Antagonism towards Brighton & Hove council is hurting MP’s re-election chances

Walking around Brighton with local Green MP Caroline Lucas feels a bit like being in a parallel political universe.

Passers-by stop to shake her by the hand and shopkeepers proclaim their devotion.

“I love you, Caroline,” says someone in one of the many vintage clothes shops in the trendy North Lanes area.

“You are brilliant. You’re spot on. I completely agree with your politics,” says another shopkeeper.

Caroline Lucas became Britain’s first Green MP in 2010, winning with a slim margin of 1,252 votes, which gave her a 31 per cent share to Labour’s 29 per cent. Since then, the Green Party has enjoyed an unprecedented surge in its popularity as people become increasingly disillusioned by the Liberal Democrats’ coalition performance and frustrated at Labour’s failure to provide a genuine alternative to the Tories; one based on “social justice” .

Ms Lucas was recently named MP of the Year in recognition of her work standing up for minority and deprived communities, while in 2011 Brighton & Hove’s council became the UK’s first to be led by the Green Party. But while Ms Lucas may yet retain her seat next May, she is actually behind in the polls in a race that both leading candidates describe as “neck and neck”.

The latest puts Ms Lucas one point behind her Labour opponent, Purna Sen, giving the Greens 32 per cent of the Brighton Pavilion vote, to Labour’s 33 per cent – that’s a 3 per cent swing since the last general election.

By all accounts, the problem stems from Brighton & Hove’s Green council, which has been mired in internal disputes, responsible for a prolonged period of disruption in bin collection as workers took industrial action, and troubled by a sharp decrease in recycling despite promising a significant increase. Many residents also complain that the traffic has become more congested since the Greens took over.

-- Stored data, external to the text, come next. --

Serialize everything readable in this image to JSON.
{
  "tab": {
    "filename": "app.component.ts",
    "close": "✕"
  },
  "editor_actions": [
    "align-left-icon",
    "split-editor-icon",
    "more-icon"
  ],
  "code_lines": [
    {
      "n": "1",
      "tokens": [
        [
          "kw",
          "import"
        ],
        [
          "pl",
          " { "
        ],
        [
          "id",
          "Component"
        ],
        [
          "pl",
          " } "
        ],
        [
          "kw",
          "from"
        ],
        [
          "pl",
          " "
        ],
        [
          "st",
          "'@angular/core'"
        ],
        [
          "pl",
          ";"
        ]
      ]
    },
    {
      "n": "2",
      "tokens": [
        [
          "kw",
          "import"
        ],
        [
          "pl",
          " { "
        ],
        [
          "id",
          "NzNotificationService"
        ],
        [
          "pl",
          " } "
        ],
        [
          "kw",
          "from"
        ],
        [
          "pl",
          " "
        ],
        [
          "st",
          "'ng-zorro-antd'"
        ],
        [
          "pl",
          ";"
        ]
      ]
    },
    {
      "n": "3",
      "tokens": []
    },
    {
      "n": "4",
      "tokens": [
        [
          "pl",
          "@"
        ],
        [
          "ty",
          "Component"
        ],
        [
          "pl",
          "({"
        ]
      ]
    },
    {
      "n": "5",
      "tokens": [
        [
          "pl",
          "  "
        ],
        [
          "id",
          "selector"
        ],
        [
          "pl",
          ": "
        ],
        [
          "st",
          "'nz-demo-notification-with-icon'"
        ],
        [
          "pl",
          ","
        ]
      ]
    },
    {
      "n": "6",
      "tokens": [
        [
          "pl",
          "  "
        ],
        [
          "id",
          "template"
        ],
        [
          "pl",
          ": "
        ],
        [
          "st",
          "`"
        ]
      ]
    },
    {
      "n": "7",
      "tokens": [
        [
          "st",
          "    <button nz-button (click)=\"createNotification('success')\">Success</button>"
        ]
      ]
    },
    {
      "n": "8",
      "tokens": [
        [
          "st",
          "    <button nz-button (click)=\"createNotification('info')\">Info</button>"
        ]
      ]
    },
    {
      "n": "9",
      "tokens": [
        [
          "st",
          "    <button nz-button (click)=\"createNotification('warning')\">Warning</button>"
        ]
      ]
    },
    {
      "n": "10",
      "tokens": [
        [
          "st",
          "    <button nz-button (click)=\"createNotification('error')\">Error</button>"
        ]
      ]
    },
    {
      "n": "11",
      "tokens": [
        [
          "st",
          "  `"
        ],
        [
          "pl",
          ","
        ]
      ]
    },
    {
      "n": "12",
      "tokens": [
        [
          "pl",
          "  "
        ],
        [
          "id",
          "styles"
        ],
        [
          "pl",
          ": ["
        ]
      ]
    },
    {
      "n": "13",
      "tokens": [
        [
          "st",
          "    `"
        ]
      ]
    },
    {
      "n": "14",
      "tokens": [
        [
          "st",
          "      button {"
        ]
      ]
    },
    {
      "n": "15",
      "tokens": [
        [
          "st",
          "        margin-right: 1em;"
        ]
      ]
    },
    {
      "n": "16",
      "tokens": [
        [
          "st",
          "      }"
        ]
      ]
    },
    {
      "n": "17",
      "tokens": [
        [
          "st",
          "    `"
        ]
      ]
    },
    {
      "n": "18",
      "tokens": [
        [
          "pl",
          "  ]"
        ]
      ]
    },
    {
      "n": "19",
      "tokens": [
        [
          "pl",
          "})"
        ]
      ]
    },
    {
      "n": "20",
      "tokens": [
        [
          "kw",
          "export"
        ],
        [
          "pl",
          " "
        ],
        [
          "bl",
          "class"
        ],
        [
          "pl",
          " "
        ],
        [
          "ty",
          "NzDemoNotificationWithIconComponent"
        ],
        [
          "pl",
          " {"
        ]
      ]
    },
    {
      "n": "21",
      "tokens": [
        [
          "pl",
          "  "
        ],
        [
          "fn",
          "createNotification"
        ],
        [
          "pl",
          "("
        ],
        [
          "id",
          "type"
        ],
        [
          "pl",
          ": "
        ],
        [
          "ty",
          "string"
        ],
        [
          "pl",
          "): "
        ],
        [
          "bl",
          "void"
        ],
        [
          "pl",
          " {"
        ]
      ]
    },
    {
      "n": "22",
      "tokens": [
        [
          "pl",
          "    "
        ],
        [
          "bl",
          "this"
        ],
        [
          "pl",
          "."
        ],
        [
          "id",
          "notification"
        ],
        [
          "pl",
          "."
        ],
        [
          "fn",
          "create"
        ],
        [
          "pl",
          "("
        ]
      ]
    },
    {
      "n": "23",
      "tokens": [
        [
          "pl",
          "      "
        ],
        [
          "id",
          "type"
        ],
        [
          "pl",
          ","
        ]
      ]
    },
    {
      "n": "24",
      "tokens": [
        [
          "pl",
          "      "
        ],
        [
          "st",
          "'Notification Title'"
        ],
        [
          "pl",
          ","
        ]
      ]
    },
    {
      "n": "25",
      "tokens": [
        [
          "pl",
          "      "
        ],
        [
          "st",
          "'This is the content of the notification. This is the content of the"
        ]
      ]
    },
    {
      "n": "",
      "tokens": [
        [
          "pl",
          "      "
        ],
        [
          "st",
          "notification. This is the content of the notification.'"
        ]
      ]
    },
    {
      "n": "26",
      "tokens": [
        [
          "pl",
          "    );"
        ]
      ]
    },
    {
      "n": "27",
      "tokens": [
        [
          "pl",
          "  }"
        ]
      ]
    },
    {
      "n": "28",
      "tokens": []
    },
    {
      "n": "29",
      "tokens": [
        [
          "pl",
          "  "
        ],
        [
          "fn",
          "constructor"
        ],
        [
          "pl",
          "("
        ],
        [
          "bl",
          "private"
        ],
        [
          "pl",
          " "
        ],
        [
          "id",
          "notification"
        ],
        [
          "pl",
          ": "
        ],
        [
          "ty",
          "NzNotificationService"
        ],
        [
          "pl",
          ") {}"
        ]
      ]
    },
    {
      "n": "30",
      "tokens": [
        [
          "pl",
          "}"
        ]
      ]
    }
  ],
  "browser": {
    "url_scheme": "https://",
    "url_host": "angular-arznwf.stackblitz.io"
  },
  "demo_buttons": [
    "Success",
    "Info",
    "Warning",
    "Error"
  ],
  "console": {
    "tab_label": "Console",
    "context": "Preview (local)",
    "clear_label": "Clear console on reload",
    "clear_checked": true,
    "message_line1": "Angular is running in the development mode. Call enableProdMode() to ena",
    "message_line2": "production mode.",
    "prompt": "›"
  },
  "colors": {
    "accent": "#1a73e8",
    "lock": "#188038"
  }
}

Functions such as levying council tax, rubbish collection and planning applications are totally separate from the duties of the local MP. Furthermore, Ms Lucas has publicly opposed some of the council’s actions – even joining with striking refuse workers last year. But many voters are lumping the two together and it is harming Ms Lucas’s chance of re-election – a point that even she concedes.

“I don’t want people to judge my record as an MP on issues over which I have no control. On Twitter, Labour regularly call it ‘Caroline’s Council’ – so every time your bin isn’t collected, according to Labour it’s Caroline’s Council. And they know as an MP I have no direct influence over that.

“It’s incredibly disingenuous and I think it demonstrates that they know that they don’t have any real quarrel with the work I’ve done as an MP. I’ve never heard them criticise the work I’ve done as an MP. They only ever criticise the work of the council. I also think the council has done a much better job than they are being given credit for,” she says.

Asked by The Independent if Brighton & Hove’s Green council had made it harder for Ms Lucas to get re-elected, its leader, Jason Kitcat, says: “There’s no doubt we’ve faced some really difficult issues, but voters know that. Also Caroline’s role as MP is very different from ours.”

Back on the streets, however, local resident Ian Evans believes Mr Kitcat’s council has had an impact. “The council’s done a lot of damage to the Greens’ reputation. It hasn’t worked out that well,” he says.

Away from Lucas heartland, on the poorer, eastern side of the city, she is less popular.

Lindsay Collins, said: “I’m hoping to move out of the council [area]. I’m so sick of it.” The battle for Brighton looks set to be a close one indeed.